Bu duygu dün gece için yeterlidir.
***
Takımda alışılmış genel iştahsızlık yoktu.
Sınırları zorlamak vardı.
Van Persie gibi iki dirhem bir çekirdek dolaşanlar bile yoktu.
Kılını kıpırdatanlar vardı.
Özellikle sağ kanatta yapıcı paslar, rakibe kendi alanında baskı uygulamak gibi bu sezona özel bir güç gösterisi de vardı.
Maç boyu yeteri kadar pozisyon üretilmese de, Konya'nın içe dönük kalmasının sebebini Fenerbahçe'nin mücadele gücü belirledi.
Geceyi özetlersek.
***
Maç boyu birbirine arka çıkan adamlar arasında öne çıkan kimdi derseniz.
"Lens" derim.
Lens'in rakibi sendeleten bir duruşu varken, takımın hız ayarını değiştiren yanı da dikkat çekiciydi.
Oynadığı süre içinde çok iyi mücadele etti, yaptırdığı penaltıdaki incelik de caba!
Oyundan çıktıktan sonra yokluğu en çok hissedilen adamdı.
***
Maçın ikinci yarısında klasik Fenerbahçe gerçeğinin yansımasını gördük.
Konyaspor orta alanda kalabalıklaşınca, Fenerbahçe kalesi önünde aksiyonlar da yaşandı.
Fenerbahçe'nin her yanı 3 puanı istiyordu da, bir yanı da kazaya kurban gitmek istemiyordu.

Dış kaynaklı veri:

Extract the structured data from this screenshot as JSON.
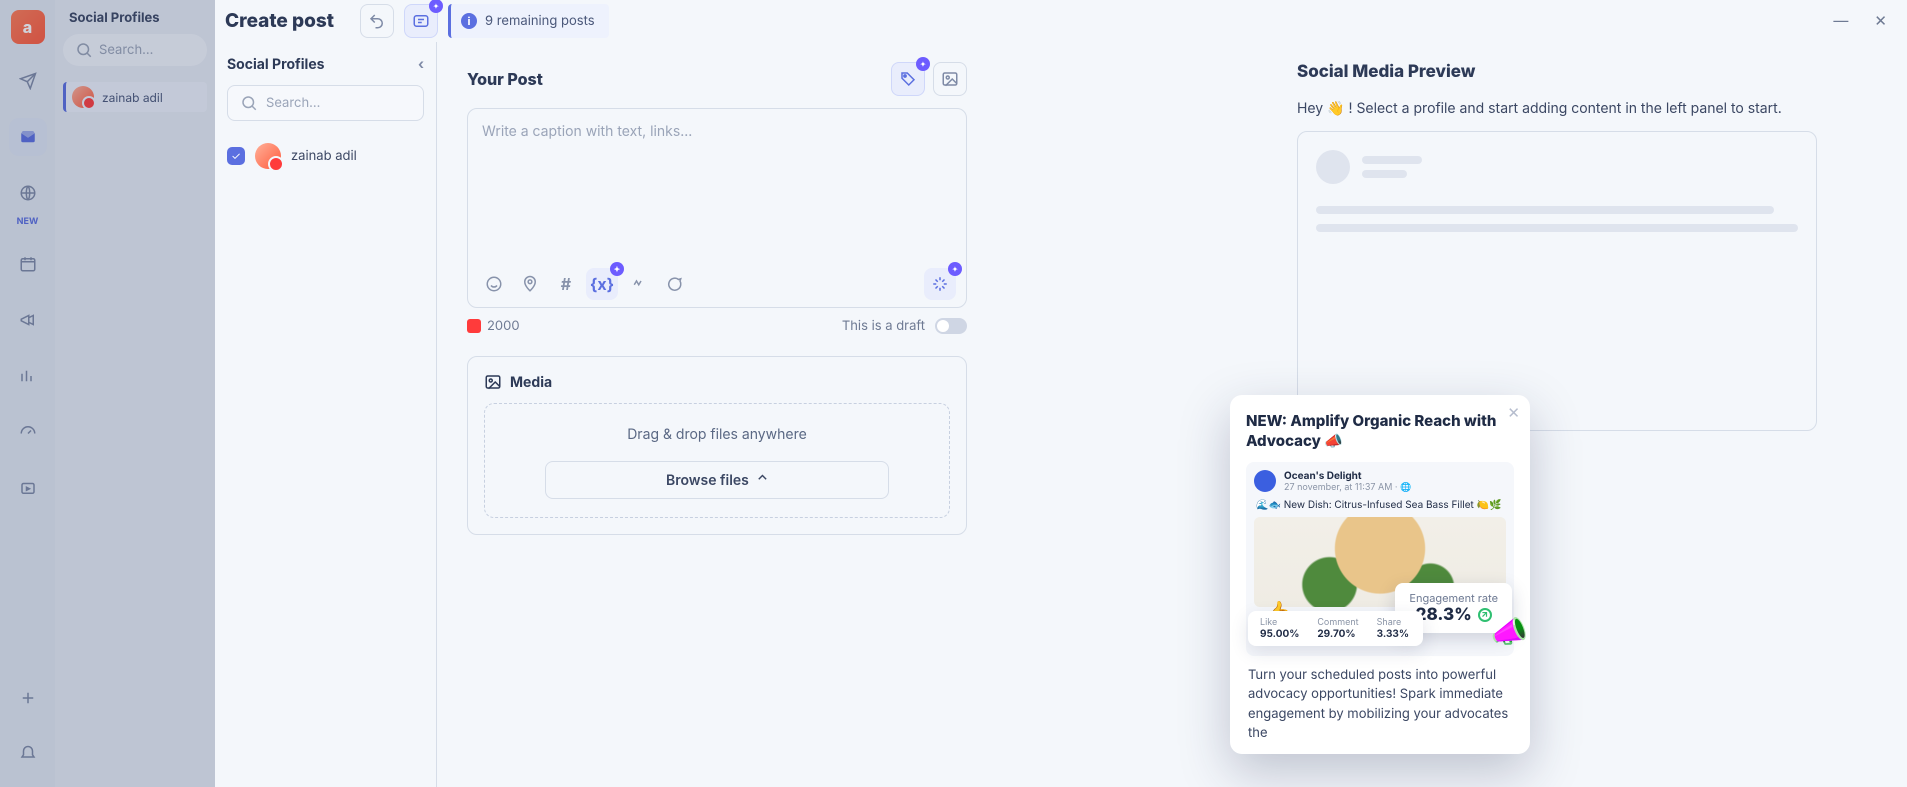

O yüzden tedirginlik ve cesaretin med cezirinde gelgitler yaşandı.
Sonuç olarak Fenerbahçe istediğini aldı.
Çünkü dün gece Fenerbahçe'nin her şeyiydi.
Konyaspor'un bir şeyi.
***
Dün geceki sonuçtan sonra Advocaat'a maç öncesi kuşku uyandıran bir kadrodan mucize yarattı diyemeyiz.
"Dahi" de diyemeyiz!
Futbolcuların verdiği mücadeleyi öne çıkarırsak, sorarız.
Eleştirilerin isyanı mıdır sahneye konan?
Yoksa futbolcuların kendilerinde mevcut olanı bugüne kadar esirgeyip "nihayet" dışa vurma isteği mi?
Eğer bu bir karakter uyanmasıysa.
Varoluşun geçici olmayacağı temennisiyle.